Kontrolle – total, Privatsphäre – null, Toleranz – null: Privatsphärentechnisch übergriffig geht es insbesondere in den Chatrooms von Wikipedia zu. Projektintern dienen die diversen Chatkanäle als informeller Abhänge- und Koordinationsort für eine Reihe von Projektadministratoren plus Umfeld. Summa summarum ein Ort, an dem man – eigentlich – unter sich bleiben möchte. Nichtsdestotrotz weist die deutschsprachige Wikipedia auch die Chatkanäle als offizielles Angebot aus und ermuntert so mehr oder weniger zu ihrem Gebrauch. Wer allerdings die Offerte wahrnimmt, sollte sich vorab warm anziehen. Außenstehende – oder allgemein Leute, die “nerven” – sind hier absolut unerwünscht; bereits ein falsches Wort kann ohne weitere Umstände zum “Kick” führen – dem Rausschmiß aus dem Chat. Weitaus bedenklicher ist allerdings eine weitere Leidenschaft der hier versammelten Stammkundschaft – Personalkontrollen, sogenannte IP-Checks. Konkret handelt es sich dabei um Versuche, die vom Internet-Provider vergebene Rechneradresse mißliebiger Teilnehmer zu ermitteln – was internettechnologisch nichts weiter ist als der erste von zwei Teilen einer Personenüberprüfung.
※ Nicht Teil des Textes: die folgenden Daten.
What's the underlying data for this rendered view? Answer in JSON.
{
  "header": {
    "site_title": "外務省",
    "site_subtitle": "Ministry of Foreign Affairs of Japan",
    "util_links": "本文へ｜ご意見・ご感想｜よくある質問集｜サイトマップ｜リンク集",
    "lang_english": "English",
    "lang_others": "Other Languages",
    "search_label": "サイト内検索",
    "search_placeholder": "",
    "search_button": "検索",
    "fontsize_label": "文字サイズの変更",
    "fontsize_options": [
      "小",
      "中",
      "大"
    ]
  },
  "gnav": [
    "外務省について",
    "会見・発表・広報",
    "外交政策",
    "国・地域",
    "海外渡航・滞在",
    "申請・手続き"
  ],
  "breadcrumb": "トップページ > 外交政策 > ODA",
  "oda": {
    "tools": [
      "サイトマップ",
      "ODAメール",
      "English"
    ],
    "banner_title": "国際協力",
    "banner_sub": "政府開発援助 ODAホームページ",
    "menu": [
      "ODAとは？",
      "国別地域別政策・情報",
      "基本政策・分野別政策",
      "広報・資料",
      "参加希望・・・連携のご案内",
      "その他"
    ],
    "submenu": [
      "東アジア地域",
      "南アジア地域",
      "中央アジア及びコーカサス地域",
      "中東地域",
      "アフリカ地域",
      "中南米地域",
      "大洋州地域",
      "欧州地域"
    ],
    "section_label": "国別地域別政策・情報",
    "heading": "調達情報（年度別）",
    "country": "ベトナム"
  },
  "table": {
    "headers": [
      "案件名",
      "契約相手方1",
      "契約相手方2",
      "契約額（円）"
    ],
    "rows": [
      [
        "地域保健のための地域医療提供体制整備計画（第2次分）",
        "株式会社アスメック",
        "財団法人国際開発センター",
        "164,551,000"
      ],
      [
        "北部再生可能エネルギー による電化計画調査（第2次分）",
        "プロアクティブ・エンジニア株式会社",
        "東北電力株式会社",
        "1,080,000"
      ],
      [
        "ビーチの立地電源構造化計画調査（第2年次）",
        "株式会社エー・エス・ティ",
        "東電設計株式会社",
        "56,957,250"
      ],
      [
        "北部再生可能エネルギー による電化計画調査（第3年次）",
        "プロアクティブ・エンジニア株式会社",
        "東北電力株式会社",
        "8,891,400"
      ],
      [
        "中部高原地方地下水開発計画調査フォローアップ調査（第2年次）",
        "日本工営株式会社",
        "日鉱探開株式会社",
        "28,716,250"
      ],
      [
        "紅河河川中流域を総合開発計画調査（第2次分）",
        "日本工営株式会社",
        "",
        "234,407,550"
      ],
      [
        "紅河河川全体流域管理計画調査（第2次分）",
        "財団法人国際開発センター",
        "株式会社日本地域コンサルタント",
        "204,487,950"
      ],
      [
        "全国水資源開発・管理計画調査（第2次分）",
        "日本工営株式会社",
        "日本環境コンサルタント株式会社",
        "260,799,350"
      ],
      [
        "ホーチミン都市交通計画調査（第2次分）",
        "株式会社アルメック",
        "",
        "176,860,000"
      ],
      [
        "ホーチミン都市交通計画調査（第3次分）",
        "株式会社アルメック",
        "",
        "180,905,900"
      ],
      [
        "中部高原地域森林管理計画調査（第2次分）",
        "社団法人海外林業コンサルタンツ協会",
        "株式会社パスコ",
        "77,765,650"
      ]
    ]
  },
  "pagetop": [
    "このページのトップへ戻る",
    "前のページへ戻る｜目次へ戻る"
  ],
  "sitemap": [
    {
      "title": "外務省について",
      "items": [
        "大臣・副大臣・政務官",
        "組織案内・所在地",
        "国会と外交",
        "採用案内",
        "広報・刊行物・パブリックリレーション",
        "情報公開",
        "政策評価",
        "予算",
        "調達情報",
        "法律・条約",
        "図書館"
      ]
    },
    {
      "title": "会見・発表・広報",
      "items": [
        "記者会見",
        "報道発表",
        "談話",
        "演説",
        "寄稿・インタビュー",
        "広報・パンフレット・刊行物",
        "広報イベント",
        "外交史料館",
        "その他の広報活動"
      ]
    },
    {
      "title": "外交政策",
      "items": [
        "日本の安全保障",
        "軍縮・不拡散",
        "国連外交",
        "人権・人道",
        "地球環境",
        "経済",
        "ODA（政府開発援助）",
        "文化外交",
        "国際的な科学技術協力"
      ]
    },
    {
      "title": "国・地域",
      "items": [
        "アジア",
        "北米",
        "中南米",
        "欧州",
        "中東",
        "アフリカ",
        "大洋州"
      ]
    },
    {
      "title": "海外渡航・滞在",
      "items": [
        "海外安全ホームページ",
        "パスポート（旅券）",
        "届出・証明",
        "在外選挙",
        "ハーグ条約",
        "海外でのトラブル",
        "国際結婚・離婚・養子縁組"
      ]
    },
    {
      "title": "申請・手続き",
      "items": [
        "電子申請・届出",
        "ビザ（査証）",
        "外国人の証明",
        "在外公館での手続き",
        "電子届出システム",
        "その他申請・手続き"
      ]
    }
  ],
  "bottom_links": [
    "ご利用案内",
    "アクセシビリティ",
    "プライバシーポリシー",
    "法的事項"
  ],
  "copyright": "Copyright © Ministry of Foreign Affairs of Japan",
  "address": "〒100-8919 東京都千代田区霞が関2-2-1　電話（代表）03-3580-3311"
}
Seltsam dabei ist insbesondere, daß IP-Checks wikipediaoffiziell eigentlich sogenannten Checkusern vorbehalten sind – einer Aktivengruppe somit, die in der Hierarchie von Wikipedia über den normalen Projektadmins angesiedelt ist. Selbst projektintern sorgt das Chat-Gebahren, dessen Verhaltensmuster eher an “Großstadtrevier” als an Enzyklopädie erinnern, gelegentlich für Mißmut. Als außenbildschädigend kritisiert wurde in der Mailingliste der deutschsprachigen Wikipedia Anfang Oktober insbesondere der Nickname eines Chat-Admins – obwohl gunfighter-6 als Pseudonym eigentlich eine recht passende Wahl war.
Sind die in den Wikipedia-Chatkanälen zur Delektur gehörenden Amtsanmaßungen einfach geschmacklose Scherze, über die zu berichten sich nicht lohnt? Man mag es so sehen. Betrachtet man die userbezogenen Datenerhebungen allerdings in ihrer Gesamtheit (und bezieht die oft von “Ich-weiß-auch-was”-Eingaben in Mitleidenschaft gezogenen Biografieartikel im eigentlichen Enzyklopädieteil mit ein), drängt sich allerdings ein eher düsteres Bild auf. Im Klartext: Die technikversierten “jungen Wilden”, die gegenwärtig in der Online-Enzyklopädie den Ton angeben, haben im Hinblick auf Verhältnismäßigkeit, auf Recht und Billigkeit sowie Fairness im Umgang mit dem Rest der Userschaft jegliches Augenmaß verloren. Ist Datenschutz für Wikipedia ein Fremdwort? Umgekehrt gefragt: Ist innerhalb des Projekts noch jemand in der Lage, den administrationsfreudigen “Power Usern” ihre Grenzen aufzuzeigen? Das Thema dürfte noch spannend werden. Wie auch immer: Bevor das Enzyklopädieprojekt zu einem Mittelding aus Pranger, Boulevardmagazin und Internet-Privatermittlung verkommt, wäre folgende Forderung politisch aufzugreifen und durchzusetzen: Nehmt Wikipedia vom Netz – sofort!
Günter Schuler

Am 12. Oktober 2007 um 18:02 Uhr
Es ist schon interessant, wie hier Herr Schuler wesentliche Fakten verschweigt. Ob diese aus Unwissenheit oder Absicht geschieht steht hier nicht zur Debatte, jedoch sollte die geneigte Leserschaft einiges wissenswerte erfahren.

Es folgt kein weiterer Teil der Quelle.